Regina José Galindo Addresses Police Brutality through Performance Piece SIREN at the Watermill Center

SIREN, performed by Regina José Galindo in collaboration with a dozen mechanics. Photo by Maria Baranova.

This year, the Watermill Center’s annual benefit was centered on “The Body,” a familiar territory for Guatemalan performance artist Regina José Galindo. She used the occasion to debut her piece, “SIREN”. Over the course of two hours, Galindo sat in the back of a police car as a crew of twelve mechanics tore it to pieces. The final product was a lifeless pile of bolts and wires.

SIREN is a vivid argument for the practicality of breaking down oppressive institutions. A reminder that the effectiveness of state violence comes from the summation of small parts working together. "The police car is a symbol of oppression, of power. By dismantling it, piece by piece, we are playing the game of dismantling a system of oppression,” Galindo says. The artist cites the Black Lives Matter movement as a moment of inception for this piece, “Police violence became a national problem and I thought it pertinent to use my fellowship at the Watermill Center in New York to make a comment on this situation. A comment turned into action. Take power away from power. Dismantle it little by little.”

The dismantling can only take place, of course, by a collective and organized effort. SIREN was carried out in collaboration with twelve mechanics.

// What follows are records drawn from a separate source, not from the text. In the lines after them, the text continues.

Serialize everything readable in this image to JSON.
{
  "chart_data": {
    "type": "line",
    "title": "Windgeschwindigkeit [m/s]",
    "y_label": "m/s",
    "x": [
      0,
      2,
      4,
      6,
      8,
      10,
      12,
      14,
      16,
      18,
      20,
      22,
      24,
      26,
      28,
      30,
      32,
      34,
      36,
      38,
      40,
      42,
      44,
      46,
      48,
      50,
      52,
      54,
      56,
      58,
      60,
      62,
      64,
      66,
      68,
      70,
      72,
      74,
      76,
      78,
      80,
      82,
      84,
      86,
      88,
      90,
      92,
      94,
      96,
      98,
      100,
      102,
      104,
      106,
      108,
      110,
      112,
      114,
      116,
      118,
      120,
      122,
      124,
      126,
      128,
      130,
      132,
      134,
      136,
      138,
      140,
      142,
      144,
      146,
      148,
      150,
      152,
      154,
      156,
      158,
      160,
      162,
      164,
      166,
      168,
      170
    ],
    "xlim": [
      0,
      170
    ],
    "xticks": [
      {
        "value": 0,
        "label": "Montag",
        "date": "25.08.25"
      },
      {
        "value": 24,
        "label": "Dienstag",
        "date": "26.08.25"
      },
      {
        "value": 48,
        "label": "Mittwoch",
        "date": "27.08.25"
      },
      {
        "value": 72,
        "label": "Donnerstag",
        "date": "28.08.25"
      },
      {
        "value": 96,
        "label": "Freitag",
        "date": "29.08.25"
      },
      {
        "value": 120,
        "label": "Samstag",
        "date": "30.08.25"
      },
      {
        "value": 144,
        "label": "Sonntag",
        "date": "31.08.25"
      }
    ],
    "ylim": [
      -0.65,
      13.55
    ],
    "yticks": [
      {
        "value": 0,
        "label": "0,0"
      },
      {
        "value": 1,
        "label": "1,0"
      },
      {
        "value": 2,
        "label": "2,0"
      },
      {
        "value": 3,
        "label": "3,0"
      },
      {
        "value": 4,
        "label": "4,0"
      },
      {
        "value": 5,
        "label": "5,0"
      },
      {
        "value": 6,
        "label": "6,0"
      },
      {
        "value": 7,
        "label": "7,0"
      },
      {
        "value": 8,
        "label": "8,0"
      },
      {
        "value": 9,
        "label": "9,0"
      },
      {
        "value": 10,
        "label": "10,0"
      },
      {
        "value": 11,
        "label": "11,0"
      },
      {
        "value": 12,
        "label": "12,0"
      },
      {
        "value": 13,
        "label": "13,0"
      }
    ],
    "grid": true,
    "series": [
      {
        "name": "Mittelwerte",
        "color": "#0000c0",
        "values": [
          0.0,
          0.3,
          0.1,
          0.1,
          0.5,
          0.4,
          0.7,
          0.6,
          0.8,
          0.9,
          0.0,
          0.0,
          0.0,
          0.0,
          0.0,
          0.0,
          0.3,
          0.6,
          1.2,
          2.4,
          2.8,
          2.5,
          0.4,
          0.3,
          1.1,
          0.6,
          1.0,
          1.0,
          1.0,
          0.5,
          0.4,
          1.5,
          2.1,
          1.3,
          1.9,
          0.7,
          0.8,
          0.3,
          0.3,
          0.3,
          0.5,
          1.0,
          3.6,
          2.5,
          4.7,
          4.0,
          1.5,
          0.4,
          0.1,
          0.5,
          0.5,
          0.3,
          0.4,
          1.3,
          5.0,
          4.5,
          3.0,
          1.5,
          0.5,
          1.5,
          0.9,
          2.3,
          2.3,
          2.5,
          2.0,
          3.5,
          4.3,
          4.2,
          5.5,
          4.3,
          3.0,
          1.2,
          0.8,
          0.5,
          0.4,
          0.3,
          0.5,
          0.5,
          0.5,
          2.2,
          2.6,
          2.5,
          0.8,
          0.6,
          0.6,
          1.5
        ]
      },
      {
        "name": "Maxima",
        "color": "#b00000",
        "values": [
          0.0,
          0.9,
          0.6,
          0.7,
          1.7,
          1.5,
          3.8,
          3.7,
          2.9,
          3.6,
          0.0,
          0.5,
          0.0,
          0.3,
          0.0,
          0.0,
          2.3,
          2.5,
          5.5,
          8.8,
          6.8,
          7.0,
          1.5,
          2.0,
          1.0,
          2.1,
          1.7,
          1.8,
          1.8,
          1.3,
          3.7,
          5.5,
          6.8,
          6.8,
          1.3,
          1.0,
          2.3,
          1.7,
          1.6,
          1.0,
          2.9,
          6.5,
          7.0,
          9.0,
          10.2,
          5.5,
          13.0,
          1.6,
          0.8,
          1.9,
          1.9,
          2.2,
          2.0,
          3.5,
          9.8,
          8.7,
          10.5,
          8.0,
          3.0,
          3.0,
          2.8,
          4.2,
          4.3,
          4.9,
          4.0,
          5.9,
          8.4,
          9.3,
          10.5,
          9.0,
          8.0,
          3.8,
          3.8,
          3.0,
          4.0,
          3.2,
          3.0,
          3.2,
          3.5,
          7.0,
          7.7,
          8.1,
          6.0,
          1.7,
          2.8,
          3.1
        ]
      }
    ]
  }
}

“My relationship with the chief mechanic, Gurcan Akis, was very positive. He seemed enthusiastic about the matter of dismantling a police car and wanted to do everything carefully to remove the pieces one by one, if possible, without damaging them. He confidently detailed the operation of dismantling the car, organized all of the mechanics with our team and gave guidance on the steps to follow,” Galindo says of the partnership. “During the performance, Akis made sure everything was under control. From the start of the collaboration with the auto mechanics, all of them made me feel very confident in SIREN's process,” she asserts.

The effectiveness of SIREN is in showing that an institution can in fact be stripped and divested of its power, a constant theme for Galindo whose work often exalts personal responsibility in the face of institutional transgression.

“I generally design into a performance a few punctuated moments of public awareness. I hope that the public can stop and pause to think about what I am commenting on. In the case of SIREN, I denounce police abuse committed against the population not only in the United States but throughout the world. The siren was kept on for quite a long time, that is until it lost power in the dismantling of the car. The siren's sound kept the public alert and this sequencing was by design,” Galindo admits.

SIREN was an action with great emotion, sitting there in the backseat watching. Watching how the car that is there supposedly to protect is dismantled piece by piece by a group of 12 men who work almost like ants following a very well-organized plan. SIREN was a transgression, a breach of order.”